Scientists explained it to the other humans. The extra carbon dioxide was trapping the sun’s heat and warming up the world. It would melt ice and cause the sea-level to rise. There would be floods. And it would change the weather. Some places would get much hotter weather, some places would get colder. The rain would fall much more heavily sometimes, and sometimes there would be long dry spells. It would be more difficult to grow food. And if they didn’t stop burning coal and oil it would get worse and worse. The scientists also told them they should stop breeding cattle too, because they pumped out methane which was an even worse greenhouse gas than carbon dioxide.

At first, the humans wouldn’t believe this. ‘You can’t prove it,’ they told the scientists.               It’s not true,’ some of them even said, if one day happened to be cold.

‘I’m not giving up my lifestyle, unless everybody else does,’ many of the humans said.

So they carried on enjoying themselves, driving around in big cars, flying thousands of miles in aeroplanes, buying things and heating their houses, all of which burned lots of coal and oil.  They kept all their cows, too. And the problem got worse and worse.

But soon they saw the effects. Some places got very fierce heat-waves and thousands of humans died. Some places got droughts and they ran out of water. Other places got too much rain and they flooded. More and more places got hurricanes which blew houses away.

And eventually the humans realised that they would have to do something about it, or the world would be in an even worse state when their children grew up. They would have to stop burning coal and oil. They would have to stop driving big cars and flying all over the world in aeroplanes. They would have to stop buying things they didn’t need. They would have to find other ways of making energy, and ways of using less energy. And they would have to stop eating beef.

And they did. They gave up driving everywhere in cars and started walking or cycling. Or they took the bus instead. They stopped flying great distances in aeroplanes and took their holidays closer to home, and when they wanted to speak to other humans far away they phoned or emailed, instead of visiting. They stopped eating beef and kept only a very few cows.

They all worked together on this great challenge. They helped one another to insulate all their houses. They put off-shore windmills all round the coast. They put solar panels on everybody’s roof. And they fed whatever extra energy they made into the electricity grid. They covered huge fields and deserts with solar panels. They tapped into the heat deep underground. And they used all this new clean energy instead of coal and oil.

At first all these efforts didn’t seem to do any good. The problems with the weather didn’t go away. The humans began to think their work was all for nothing. But the scientists reminded people that they had to be patient. And so they carried on.

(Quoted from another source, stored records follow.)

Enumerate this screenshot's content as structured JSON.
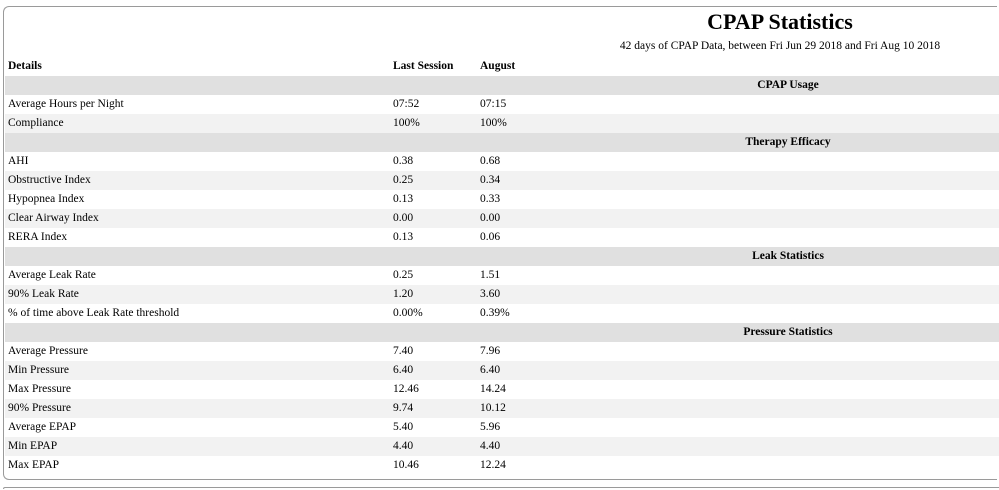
{
  "report": {
    "title": "CPAP Statistics",
    "subtitle": "42 days of CPAP Data, between Fri Jun 29 2018 and Fri Aug 10 2018"
  },
  "table": {
    "headers": {
      "details": "Details",
      "last_session": "Last Session",
      "month": "August"
    },
    "sections": [
      {
        "title": "CPAP Usage",
        "rows": [
          {
            "label": "Average Hours per Night",
            "last": "07:52",
            "month": "07:15"
          },
          {
            "label": "Compliance",
            "last": "100%",
            "month": "100%"
          }
        ]
      },
      {
        "title": "Therapy Efficacy",
        "rows": [
          {
            "label": "AHI",
            "last": "0.38",
            "month": "0.68"
          },
          {
            "label": "Obstructive Index",
            "last": "0.25",
            "month": "0.34"
          },
          {
            "label": "Hypopnea Index",
            "last": "0.13",
            "month": "0.33"
          },
          {
            "label": "Clear Airway Index",
            "last": "0.00",
            "month": "0.00"
          },
          {
            "label": "RERA Index",
            "last": "0.13",
            "month": "0.06"
          }
        ]
      },
      {
        "title": "Leak Statistics",
        "rows": [
          {
            "label": "Average Leak Rate",
            "last": "0.25",
            "month": "1.51"
          },
          {
            "label": "90% Leak Rate",
            "last": "1.20",
            "month": "3.60"
          },
          {
            "label": "% of time above Leak Rate threshold",
            "last": "0.00%",
            "month": "0.39%"
          }
        ]
      },
      {
        "title": "Pressure Statistics",
        "rows": [
          {
            "label": "Average Pressure",
            "last": "7.40",
            "month": "7.96"
          },
          {
            "label": "Min Pressure",
            "last": "6.40",
            "month": "6.40"
          },
          {
            "label": "Max Pressure",
            "last": "12.46",
            "month": "14.24"
          },
          {
            "label": "90% Pressure",
            "last": "9.74",
            "month": "10.12"
          },
          {
            "label": "Average EPAP",
            "last": "5.40",
            "month": "5.96"
          },
          {
            "label": "Min EPAP",
            "last": "4.40",
            "month": "4.40"
          },
          {
            "label": "Max EPAP",
            "last": "10.46",
            "month": "12.24"
          }
        ]
      }
    ]
  },
  "colors": {
    "section_band": "#e0e0e0",
    "row_stripe": "#f2f2f2",
    "frame_border": "#9a9a9a"
  }
}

Then one day, the scientists declared that the amount of carbon in the atmosphere had gone back to normal and that they could hope the climate problems would go away. The humans waited and waited. They waited a very long time, and there were still lots of problems with the weather. ‘But at least it isn’t getting any worse,’ they said to one another.

Then after some years, the humans started noticing that they hadn’t had any severe hot spells, or long, long droughts, or disastrous hurricanes for a long time.

‘Perhaps we’ve fixed the climate problem, then,’ some said.

‘Perhaps we have,’ replied others.

And everyone smiled in relief and hugged one another. They felt so proud. They had worried they would be leaving their children with a damaged world, but now they dared to hope that they had fixed it, after all.

And the humans noticed that their new environment was cleaner, quieter and safer than it had been for a long time, and they liked it very much and wanted to keep it that way. And so they did.

The humans had been confronted with an enormous problem but they had faced up to it and solve it. It went down in history as The Great Climate Change Challenge of the 21st Century. It reminded their descendants of the catastrophe that nearly happened. And so they remembered to live in harmony with their environment, and for as long as they did, humans survived and thrived.